О стерляди я знал только по книжкам. А здесь эту редкостную рыбу даже деликатесом, кажется, не считали. Рыба как рыба. Как у нас иваси или хек. Стерлядь оказалась изумительно вкусной. С луком, с перцем, с лавровым листиком. Особенно меня удивило, что им уже был известен перец. Я даже выудил ложкой одну горошинку и стал ее рассматривать.
— В этих горошинках, хоть они черные и на вкус острые, вреда нету, — сказал Ратибор. — Ешь, не сумлевайся. Это перец. Его из далеких стран через Тмутаракань привозят. А лавровый листок в Царьграде растет. Сам видел, когда туда со Святославом походом ходил.
Против перца и лаврового листа в жареной рыбе я, разумеется, не возражал. Но когда в нашу общую сковородку упала, ошпарив крылья, большая синяя муха и Илья Иванович преспокойно извлек ее пальцами из соуса, вот тут, признаюсь, мне захотелось положить ложку и поскорее выйти на воздух. Я бы так и сделал, но ведь голод не тетка, как любил повторять мой дедушка, и мне пришлось остаться за столом. Есть хотелось зверски и стерлядь была так вкусна!
Одним словом, с «первым эстетом» нашей школы ничего не случилось, я продолжал лопать так, что трещало в ушах. Старики же ели не торопясь, заедая каждую ложку хлебом и луком.
Насытившись, я похвалил хозяина дома за великолепно приготовленную рыбу, которая и в самом деле буквально таяла во рту и была вкусней и нежней осетрины. Но Ратибор лишь огорченно махнул рукой:
— Какая теперь рыба! Вот раньше, бывало, заведешь неводок малёшенький, а в нем — осетры да севрюги, сиги да белорыбицы. Стерлядок, которые меньше локтя длиной, обратно в воду выбрасывали. А теперь что? Измельчал народ — измельчала и рыба.
Подумать только! При таком рыбном изобилии они еще жалуются! Я сказал Ратибору, что видел в Оке очень много играющей рыбы: щук, судаков, лещей, жерехов.
— Лещи, судаки, жерехи, — презрительно протянул старик. — Да разве это рыба?
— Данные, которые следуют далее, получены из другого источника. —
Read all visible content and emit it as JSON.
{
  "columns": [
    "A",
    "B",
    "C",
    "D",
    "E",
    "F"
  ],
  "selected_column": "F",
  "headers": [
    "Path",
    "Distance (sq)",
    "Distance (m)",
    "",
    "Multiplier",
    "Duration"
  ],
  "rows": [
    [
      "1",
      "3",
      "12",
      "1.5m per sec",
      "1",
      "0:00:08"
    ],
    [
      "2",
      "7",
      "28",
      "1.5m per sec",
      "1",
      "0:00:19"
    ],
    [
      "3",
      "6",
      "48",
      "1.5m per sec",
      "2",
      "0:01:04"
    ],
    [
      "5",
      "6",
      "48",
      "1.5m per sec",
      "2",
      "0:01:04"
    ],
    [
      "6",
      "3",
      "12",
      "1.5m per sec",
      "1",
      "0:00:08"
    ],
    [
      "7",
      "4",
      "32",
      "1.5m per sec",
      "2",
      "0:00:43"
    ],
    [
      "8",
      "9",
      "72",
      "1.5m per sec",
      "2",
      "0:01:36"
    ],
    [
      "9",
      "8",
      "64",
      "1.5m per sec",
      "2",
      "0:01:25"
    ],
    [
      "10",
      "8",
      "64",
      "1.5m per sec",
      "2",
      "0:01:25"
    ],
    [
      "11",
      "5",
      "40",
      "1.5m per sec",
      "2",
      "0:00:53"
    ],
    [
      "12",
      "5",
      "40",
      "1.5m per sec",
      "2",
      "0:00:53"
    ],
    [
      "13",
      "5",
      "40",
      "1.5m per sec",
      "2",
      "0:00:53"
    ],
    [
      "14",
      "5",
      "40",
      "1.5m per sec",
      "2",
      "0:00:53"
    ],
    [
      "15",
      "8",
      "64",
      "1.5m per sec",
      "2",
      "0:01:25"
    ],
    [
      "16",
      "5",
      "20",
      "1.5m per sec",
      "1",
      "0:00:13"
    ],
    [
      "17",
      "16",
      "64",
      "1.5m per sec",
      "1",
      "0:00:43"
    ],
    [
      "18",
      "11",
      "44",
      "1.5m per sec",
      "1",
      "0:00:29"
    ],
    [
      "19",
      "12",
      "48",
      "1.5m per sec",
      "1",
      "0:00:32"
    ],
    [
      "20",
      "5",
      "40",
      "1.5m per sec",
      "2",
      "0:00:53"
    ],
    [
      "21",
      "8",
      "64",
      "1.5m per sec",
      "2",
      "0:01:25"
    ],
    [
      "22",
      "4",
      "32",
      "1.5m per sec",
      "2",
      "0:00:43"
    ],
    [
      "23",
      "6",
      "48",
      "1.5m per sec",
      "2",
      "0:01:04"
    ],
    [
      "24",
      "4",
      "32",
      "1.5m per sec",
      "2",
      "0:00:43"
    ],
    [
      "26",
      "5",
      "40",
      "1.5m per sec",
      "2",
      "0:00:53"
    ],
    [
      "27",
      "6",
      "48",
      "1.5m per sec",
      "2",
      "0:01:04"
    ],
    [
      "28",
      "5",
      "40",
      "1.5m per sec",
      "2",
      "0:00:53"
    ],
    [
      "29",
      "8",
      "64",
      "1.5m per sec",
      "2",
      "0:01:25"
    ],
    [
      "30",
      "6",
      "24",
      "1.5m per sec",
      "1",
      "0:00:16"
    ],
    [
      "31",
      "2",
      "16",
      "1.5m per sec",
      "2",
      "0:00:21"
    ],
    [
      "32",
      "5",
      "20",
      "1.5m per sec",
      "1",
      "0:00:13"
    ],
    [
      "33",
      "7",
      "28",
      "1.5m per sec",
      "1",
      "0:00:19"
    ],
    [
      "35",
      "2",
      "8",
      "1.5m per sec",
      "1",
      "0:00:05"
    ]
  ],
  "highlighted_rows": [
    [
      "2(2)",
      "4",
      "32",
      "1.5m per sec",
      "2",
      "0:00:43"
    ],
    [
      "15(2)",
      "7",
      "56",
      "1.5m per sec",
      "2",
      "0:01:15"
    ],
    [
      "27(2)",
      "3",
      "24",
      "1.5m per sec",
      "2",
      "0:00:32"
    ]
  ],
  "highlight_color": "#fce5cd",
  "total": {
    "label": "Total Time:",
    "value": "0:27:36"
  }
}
Одни только кости. Ты попробуй ноне белорыбицу в Оке отыскать али белугу. Где их возьмешь? Нет, други-соколы, не те стали ятови окские, не те… Оскудела река наша. Оскудела!
Видно, все старики так устроены: им кажется, что раньше, во времена их молодости, все было лучше и всего было больше. И воздух свежее, и солнце теплее. А оно каким было, таким и осталось. Правда, что касается рыбы и воздуха, то тут они, похоже, правы. Рыба теперь не та. Да и воздух наш не сравнить с этим, тысячелетней давности.
После вкусной еды и от переживаемых тревог меня потянуло ко сну. Снаружи, за стенами жилища, хлестал дождь и грохотала гроза, а тут было тепло, сухо, спокойно. И я, положив ложку и еще раз поблагодарив Ратибора, повалился на медвежьи шкуры, лежавшие на земляных нарах, и тут же уснул.
Проснулся от нестерпимого жжения по всему телу. Старики еще сидели за столом с кувшином хмельного меда. Гроза прошла, и теперь лишь луна освещала их столь не схожие фигуры. Кряжистый, могучий Муромец сидел привалясь к стене, а худощавый и высокий Ратибор торчал как гвоздь из доски — прямой и острый.
«Вот ведь как за день проклятое комарье накусало!» — подумал я, почесываясь и поворачиваясь на другой бок, собираясь снова заснуть. Но не тут-то было! Тело продолжало жечь, как после крапивы. А два старых полуночника так орали, что уснуть было просто немыслимо. Волей-неволей я стал прислушиваться к их спору.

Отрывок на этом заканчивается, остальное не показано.